Bornholm will be Denmark’s first natural energy island

Bornholm will be Denmark’s first natural energy island

Germany will partner in setting up the hub, connecting it to its grid as a benefit

The Danish Parliament has decided, by a broad majority, to drastically expand the electricity-producing capacity of one of its two planned energy islands – Bornholm. Unlike the artificial island that is planned to float on the seas, Bornholm is an actual populated island, which will be converted into a large energy-producing hub. That will happen with the installation of offshore wind turbines and the construction of an on-land plant.

The new planned capacity for the Bornholm Energy Island (Energiø Bornholm) goes up from 2GW to 3GW, meaning that the Nordic country’s overall offshore wind electric production will more than double (currently it is 2.3 GW). The idea started taking shape through an exploration phase already last year before the current energy concerns sweeping over Europe, but now its realization can’t come soon enough given the crisis context.

The Bornholm Energy Island is expected to be ready to feed the grid somewhere in 2030, and the artificial island will be ready by 2033.

Trans-national energy cooperation

Bornholm is an outlying island and Denmark’s easternmost territory, located in the Baltic Sea between Sweden and Germany. It is expected that the tender framework related to the Energy Island will be completed by the end of 2022. Wind turbines will be placed at distances of between 15 and 45 kilometres from the shore of the island.

The project is actually an equal-part partnership between Denmark and Germany, which is a new type of cooperation, where the costs and benefits of the energy island will be equally distributed between both parties.

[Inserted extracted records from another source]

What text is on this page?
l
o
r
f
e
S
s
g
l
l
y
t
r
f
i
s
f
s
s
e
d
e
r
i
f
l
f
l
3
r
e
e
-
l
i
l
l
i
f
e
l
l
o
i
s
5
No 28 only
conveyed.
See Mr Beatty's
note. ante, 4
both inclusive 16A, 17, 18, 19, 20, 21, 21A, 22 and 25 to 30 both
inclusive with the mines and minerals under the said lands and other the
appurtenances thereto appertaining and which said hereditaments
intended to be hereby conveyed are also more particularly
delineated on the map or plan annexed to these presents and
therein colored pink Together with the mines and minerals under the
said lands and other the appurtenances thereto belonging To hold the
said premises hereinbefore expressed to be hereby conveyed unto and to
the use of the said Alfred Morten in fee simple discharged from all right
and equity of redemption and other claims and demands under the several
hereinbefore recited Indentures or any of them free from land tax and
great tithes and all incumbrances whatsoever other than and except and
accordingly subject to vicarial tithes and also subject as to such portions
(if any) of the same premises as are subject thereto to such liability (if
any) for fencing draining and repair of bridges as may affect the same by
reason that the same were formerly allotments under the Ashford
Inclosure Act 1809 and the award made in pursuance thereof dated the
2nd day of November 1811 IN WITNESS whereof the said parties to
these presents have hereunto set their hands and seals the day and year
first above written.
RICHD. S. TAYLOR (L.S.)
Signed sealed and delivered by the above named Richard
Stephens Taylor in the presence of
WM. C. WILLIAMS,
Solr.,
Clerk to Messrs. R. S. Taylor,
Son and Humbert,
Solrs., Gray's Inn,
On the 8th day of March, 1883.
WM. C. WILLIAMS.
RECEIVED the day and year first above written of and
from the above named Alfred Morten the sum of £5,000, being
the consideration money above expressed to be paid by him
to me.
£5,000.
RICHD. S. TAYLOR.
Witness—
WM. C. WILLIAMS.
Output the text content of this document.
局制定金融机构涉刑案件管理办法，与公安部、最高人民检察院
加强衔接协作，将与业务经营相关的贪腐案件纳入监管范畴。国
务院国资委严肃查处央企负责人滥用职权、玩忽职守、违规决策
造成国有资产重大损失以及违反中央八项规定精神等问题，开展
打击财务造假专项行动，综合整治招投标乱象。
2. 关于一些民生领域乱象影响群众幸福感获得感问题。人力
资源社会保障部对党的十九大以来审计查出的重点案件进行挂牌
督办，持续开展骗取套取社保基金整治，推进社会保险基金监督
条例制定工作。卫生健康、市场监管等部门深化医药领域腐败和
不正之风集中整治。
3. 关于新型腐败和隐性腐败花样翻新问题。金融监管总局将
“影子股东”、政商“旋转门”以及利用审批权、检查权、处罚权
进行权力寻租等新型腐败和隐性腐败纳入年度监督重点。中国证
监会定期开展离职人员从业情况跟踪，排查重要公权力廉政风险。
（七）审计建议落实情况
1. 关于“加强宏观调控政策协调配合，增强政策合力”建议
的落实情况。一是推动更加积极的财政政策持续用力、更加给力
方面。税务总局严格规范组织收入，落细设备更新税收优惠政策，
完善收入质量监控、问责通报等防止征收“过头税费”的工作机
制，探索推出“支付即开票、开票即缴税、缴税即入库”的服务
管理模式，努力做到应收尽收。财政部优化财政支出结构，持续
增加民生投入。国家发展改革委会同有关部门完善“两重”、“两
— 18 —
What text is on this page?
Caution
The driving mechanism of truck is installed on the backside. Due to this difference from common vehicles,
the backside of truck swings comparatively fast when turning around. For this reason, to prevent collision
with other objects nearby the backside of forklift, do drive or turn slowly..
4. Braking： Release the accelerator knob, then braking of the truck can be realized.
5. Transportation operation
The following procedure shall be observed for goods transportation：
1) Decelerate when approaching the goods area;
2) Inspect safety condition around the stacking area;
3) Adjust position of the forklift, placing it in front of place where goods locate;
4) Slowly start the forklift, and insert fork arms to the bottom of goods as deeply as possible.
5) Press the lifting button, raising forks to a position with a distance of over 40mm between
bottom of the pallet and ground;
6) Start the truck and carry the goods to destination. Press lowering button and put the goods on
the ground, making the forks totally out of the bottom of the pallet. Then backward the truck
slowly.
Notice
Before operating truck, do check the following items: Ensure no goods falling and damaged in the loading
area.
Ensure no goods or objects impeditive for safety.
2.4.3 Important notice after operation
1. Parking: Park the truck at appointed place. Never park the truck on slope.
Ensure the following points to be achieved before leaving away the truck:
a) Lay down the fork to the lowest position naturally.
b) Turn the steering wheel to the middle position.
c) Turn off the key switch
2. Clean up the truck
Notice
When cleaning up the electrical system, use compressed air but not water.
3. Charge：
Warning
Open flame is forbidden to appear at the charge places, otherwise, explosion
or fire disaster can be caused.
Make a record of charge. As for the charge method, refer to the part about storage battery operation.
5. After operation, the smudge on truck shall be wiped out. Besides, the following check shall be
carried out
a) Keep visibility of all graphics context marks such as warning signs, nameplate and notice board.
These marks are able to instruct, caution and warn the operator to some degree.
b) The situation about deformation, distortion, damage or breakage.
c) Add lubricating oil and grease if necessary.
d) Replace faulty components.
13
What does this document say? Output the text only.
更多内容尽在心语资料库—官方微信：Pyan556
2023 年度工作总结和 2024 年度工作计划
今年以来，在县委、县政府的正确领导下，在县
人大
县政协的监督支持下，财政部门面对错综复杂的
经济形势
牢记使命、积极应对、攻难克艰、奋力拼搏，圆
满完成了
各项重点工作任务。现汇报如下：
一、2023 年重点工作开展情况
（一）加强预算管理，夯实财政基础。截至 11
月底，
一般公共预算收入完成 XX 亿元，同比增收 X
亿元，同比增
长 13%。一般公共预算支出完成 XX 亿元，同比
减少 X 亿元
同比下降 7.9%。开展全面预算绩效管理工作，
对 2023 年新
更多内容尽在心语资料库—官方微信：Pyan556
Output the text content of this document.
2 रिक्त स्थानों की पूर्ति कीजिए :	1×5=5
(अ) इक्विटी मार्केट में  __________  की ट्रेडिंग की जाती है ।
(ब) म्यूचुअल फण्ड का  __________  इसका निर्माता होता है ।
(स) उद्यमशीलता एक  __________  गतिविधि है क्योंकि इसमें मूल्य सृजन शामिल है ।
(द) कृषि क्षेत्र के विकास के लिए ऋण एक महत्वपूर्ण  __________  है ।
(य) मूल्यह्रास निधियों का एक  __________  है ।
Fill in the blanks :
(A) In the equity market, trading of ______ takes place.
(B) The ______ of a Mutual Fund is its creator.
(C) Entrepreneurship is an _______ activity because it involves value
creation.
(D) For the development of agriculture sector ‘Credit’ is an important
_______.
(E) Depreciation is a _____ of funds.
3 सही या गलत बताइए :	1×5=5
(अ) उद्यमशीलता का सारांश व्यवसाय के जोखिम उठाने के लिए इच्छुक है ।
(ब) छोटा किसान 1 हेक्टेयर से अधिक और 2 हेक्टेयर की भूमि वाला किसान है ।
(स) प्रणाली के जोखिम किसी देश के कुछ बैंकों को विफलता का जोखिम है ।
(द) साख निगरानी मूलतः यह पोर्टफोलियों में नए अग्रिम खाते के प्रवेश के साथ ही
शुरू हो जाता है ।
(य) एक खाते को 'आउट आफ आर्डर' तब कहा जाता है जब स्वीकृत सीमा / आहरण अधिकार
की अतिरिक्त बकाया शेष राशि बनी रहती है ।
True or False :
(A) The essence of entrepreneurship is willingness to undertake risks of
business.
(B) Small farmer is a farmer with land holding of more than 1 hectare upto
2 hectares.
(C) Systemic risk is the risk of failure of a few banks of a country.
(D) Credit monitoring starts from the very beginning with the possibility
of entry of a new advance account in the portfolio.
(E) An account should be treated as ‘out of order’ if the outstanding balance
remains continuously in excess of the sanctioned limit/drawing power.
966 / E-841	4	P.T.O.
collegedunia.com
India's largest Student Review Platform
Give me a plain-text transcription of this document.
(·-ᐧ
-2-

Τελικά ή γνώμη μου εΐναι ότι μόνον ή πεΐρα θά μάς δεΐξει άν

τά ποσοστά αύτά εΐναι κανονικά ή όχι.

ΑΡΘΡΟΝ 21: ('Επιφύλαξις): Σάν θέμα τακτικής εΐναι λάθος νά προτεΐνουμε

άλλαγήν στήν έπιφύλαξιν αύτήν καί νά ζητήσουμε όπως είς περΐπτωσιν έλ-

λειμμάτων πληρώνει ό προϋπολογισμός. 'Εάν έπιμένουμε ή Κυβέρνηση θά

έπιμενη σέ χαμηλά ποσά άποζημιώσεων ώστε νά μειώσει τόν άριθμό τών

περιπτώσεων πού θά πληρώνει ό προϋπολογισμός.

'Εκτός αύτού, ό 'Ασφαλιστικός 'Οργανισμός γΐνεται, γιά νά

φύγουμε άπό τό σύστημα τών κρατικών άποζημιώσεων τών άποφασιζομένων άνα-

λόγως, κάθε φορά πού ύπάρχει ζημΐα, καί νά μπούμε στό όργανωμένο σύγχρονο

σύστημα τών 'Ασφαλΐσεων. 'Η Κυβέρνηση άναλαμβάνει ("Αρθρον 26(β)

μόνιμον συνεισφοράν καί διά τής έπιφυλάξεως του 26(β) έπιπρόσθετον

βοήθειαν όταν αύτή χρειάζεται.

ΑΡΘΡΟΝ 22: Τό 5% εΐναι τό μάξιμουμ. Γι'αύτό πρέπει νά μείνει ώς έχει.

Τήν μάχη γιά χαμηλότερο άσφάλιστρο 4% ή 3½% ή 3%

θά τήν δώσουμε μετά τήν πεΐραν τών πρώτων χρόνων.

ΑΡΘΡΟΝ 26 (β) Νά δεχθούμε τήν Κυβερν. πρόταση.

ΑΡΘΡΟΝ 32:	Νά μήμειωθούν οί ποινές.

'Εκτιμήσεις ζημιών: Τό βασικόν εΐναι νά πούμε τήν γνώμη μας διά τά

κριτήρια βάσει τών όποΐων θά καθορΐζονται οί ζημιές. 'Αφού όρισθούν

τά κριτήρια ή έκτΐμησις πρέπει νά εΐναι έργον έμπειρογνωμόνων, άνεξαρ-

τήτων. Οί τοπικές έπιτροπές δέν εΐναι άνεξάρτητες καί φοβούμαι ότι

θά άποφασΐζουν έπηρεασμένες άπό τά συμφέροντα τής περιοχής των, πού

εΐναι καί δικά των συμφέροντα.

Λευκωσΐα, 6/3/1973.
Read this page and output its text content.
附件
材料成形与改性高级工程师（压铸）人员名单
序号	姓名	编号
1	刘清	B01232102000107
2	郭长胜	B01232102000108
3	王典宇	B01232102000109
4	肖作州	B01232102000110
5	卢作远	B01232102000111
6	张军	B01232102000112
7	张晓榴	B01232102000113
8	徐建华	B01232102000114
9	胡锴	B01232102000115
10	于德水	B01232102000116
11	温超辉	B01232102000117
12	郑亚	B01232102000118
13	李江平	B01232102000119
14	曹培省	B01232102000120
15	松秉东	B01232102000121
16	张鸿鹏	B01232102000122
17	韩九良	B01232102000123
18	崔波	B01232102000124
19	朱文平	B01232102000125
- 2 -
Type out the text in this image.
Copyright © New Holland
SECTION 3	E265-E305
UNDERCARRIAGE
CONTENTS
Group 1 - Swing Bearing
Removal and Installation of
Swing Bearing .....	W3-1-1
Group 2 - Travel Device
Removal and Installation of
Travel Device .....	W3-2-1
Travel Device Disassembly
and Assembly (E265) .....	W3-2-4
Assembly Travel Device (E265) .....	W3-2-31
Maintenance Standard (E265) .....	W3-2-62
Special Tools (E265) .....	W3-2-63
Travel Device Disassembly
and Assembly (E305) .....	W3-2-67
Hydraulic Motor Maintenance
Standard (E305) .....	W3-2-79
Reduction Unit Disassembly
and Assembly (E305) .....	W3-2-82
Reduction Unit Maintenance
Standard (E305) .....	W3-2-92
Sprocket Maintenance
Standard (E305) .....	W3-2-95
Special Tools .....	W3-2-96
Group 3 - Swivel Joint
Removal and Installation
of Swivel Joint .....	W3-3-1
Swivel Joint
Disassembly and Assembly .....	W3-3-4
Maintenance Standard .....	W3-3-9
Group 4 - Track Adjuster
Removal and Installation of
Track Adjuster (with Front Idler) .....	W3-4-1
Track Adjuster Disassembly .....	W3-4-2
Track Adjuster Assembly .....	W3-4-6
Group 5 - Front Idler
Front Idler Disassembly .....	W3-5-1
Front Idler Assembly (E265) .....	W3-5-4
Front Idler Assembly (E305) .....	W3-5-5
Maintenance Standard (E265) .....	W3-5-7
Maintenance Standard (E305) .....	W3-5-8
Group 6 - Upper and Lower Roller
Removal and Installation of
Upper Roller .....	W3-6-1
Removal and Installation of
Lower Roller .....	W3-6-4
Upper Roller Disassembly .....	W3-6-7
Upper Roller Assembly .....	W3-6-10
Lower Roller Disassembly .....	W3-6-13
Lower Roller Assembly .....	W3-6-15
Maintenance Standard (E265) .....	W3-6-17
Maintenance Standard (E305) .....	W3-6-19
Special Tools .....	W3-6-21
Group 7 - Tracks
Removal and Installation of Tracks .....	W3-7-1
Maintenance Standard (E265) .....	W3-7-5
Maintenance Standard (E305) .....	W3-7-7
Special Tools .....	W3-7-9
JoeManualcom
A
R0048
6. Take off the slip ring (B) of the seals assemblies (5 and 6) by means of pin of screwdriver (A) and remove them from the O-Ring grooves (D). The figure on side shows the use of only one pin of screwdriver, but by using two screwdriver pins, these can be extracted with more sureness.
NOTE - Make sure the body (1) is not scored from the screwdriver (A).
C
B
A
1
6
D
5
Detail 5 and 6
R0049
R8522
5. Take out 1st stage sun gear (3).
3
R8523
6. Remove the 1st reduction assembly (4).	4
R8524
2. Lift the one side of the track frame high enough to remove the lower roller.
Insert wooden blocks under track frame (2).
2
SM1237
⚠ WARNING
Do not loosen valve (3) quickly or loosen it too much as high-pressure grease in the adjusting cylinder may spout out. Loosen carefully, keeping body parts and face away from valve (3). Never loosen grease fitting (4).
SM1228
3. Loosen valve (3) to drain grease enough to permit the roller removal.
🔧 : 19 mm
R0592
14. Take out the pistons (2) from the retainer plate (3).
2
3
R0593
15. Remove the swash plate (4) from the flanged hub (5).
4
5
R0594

“The cross-border energy cooperation project with Denmark is a flagship project. The green power from “Bornholm Energy Island” will supplement national power generation and reduce our dependence on fossil energy imports. With such projects among European partners we achieve two key goals at the same time: European energy security and climate neutrality,” stated on the occasion Robert Habeck, Germany’s Minister for Economic Affairs and Climate Action.

Denmark and Germany have also entered into an agreement on the establishment of a 470-km subsea cable that will run from Bornholm to Germany, enabling the offshore wind power to be sent directly from the energy island to the German electricity grid and on to the rest of Europe.

The green electricity will power up to 4.5 million Danish and German homes, and it will also be used in the production of green hydrogen.